Abstract
Luogo privilegiato di connessione con l’inconscio, il corpo rivela se stesso con immediatezza e spontaneità, perché rispetto al verbale subisce in minor grado la mediazione di sovrastrutture, rappresentazioni e difese della mente. Il corpo non può fare altro che essere ciò che è: il nostro modo di sembrare è il nostro modo di essere, perché noi siamo il nostro corpo.
Esercitando la consapevolezza psicofisiologica, accediamo a un corpo che intrinsecamente si pone come luogo della diversità. E’ la diversità di un organismo in eterno mutamento, che non è mai lo stesso: un corpo composto di cellule che incessantemente muoiono e rinascono seguendo ritmi a loro peculiari; abitato da organi diversi, ognuno dei quali vibra secondo frequenze proprie e raggiunge un picco di attività in stagioni differenti e in ore specifiche del giorno; percorso da costanti micro-oscillazioni posturali, con cui in ogni momento tentiamo di ristabilire un equilibrio precario per trovare il nostro spazio vitale tra il Cielo (lo slancio della verticalizzazione) e la Terra (la forza di gravità).
Il corpo come luogo della diversità è composto di strati differenti, livelli che ospitano memorie, le quali si offrono alla nostra osservazione come fossili. La memoria del corpo racchiude la storia della specie umana (corpo filogenetico), le fasi di sviluppo del bambino (corpo ontogenetico), le caratteristiche della cultura di appartenenza e le esperienze peculiari della persona (corpo personale). Ogni livello rappresenta uno strato che si aggiunge ai precedenti, a cui si va a sovrapporre senza annullarli. La ricchezza e la diversità del corpo derivano proprio dalla possibilità di far rivivere questi strati, grazie a una serie di esperienze mirate e diversificate.

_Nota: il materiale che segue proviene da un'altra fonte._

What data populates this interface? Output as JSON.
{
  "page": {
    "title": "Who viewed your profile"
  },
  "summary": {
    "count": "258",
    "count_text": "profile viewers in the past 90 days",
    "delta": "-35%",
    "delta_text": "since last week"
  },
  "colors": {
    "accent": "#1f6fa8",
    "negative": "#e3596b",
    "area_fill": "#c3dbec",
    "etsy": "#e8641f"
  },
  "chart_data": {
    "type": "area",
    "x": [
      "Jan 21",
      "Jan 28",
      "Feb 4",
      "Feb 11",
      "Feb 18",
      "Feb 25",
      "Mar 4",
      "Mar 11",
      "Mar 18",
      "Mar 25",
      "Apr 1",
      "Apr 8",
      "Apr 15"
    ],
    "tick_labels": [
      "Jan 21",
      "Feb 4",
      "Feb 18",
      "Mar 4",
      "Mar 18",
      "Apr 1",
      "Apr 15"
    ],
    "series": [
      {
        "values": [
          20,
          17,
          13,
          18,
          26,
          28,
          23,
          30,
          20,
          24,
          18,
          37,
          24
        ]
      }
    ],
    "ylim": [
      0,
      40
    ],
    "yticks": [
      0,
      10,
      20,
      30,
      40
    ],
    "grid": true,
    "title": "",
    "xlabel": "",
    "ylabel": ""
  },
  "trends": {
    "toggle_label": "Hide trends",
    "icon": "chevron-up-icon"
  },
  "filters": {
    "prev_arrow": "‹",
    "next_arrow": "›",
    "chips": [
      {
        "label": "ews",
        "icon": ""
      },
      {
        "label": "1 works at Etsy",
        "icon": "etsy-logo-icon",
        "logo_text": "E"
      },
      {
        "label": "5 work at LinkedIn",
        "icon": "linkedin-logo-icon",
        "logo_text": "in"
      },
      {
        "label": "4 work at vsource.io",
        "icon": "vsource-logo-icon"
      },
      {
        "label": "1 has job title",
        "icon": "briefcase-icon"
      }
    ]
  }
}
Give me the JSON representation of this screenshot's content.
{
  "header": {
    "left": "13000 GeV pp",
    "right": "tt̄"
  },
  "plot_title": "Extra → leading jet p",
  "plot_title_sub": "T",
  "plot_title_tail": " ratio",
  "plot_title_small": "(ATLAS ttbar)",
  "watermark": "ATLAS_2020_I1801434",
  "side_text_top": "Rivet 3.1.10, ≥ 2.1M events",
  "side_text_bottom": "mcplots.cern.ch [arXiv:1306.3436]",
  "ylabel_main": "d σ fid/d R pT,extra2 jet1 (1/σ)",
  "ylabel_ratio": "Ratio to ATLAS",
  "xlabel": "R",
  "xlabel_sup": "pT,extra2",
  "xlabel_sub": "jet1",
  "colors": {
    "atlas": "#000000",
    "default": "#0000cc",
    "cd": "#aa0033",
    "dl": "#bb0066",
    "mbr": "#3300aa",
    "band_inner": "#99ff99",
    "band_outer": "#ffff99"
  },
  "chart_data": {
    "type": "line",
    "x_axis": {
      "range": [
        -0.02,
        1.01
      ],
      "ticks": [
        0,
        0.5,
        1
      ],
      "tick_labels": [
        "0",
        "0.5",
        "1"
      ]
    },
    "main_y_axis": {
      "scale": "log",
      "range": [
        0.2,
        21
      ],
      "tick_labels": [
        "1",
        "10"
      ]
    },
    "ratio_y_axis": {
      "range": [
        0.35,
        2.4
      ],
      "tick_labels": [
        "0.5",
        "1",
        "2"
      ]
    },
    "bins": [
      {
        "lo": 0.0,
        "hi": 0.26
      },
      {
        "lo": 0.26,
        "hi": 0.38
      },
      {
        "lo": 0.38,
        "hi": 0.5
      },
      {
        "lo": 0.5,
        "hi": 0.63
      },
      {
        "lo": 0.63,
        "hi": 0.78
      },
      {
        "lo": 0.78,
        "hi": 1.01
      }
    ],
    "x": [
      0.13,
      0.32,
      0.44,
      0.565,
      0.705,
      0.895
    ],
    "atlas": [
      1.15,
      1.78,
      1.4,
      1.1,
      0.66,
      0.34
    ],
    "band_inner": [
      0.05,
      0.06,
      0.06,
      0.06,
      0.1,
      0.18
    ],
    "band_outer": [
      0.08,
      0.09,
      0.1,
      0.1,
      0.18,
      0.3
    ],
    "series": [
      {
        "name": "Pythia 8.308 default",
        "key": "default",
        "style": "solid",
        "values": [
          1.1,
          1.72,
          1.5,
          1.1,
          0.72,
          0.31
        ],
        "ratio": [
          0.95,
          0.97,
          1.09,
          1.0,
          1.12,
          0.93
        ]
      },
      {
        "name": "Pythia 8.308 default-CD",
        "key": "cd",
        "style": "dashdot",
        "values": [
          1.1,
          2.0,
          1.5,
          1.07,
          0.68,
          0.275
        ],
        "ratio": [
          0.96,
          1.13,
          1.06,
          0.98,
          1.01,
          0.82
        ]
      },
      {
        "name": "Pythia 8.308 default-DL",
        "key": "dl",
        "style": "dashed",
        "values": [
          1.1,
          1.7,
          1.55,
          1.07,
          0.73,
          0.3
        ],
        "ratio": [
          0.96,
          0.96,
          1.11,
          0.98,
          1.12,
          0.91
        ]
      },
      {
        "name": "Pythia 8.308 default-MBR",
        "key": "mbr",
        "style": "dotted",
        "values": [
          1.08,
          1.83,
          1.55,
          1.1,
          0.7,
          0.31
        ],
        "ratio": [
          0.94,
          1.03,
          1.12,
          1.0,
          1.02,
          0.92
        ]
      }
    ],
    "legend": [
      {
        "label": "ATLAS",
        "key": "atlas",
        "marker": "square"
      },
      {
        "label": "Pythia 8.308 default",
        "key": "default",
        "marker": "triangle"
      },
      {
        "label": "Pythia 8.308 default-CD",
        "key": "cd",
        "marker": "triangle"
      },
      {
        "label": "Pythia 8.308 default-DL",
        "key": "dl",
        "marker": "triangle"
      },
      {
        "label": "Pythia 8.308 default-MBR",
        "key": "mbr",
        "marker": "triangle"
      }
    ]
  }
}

Punto di contatto tra il corpo filogenetico, ontogenetico e personale è la capacità trasformativa della consapevolezza psicofisiologica. Osserviamo noi stessi, la postura del corpo personale, modellata dalle abitudini e dalle tensioni muscolari. Lavorando in gruppo, ci poniamo in relazione con gli altri, divenendo consapevoli dell’origine relazionale della personalità: risaliamo indietro nel tempo al corpo del bambino, dipendente dagli adulti che gli hanno insegnato cosa esprimere e cosa tacere. Facciamo pace con il nostro passato e impariamo a osservarci astenendoci dal giudizio, con una serenità che consente di andare oltre l’individualità dell’io per contattare la fonte stessa della vita. Dopo aver svelato tutto ciò che è intimo e personale, rimane quell’essenza spirituale comune a tutti. Quando arriviamo alla profondità del corpo filogenetico, siamo un organismo pulsante di energia, un elemento dell’universo in comunione con tutto ciò che lo circonda.
Sentire di abitare il corpo nel qui ed ora, di essere frutto della nostra storia personale e di appartenere alla storia del pianeta ci permette di colmare quel vuoto esistenziale, quel senso di solitudine che deriva dallo scollamento tra uomo e natura, tra razionalità e istintualità, tra mente e corpo, tra conscio e inconscio.
Con la consapevolezza portiamo unità dove c'era divisione. L’essere riacquista armonia laddove sensazioni, emozioni e pensieri si sostengono a vicenda. Quando corpo, cuore e mente camminano insieme non c’è bisogno di difendersi e di mentire, perché siamo un tutt’uno con la nostra verità.
Così possiamo recuperare lo stato di grazia dell'Eden, perché il giardino delle meraviglie è intorno a noi, dentro tutti noi e in ognuno di noi.
"Il corpo consapevole: danzare il luogo della diversità", in: Altri sguardi. Modi diversi di narrare le diversità, (a cura di) Fabio Bocci, Capitolo 10, pg. 141-154, Pensa Multimedia, Lecce, 2013.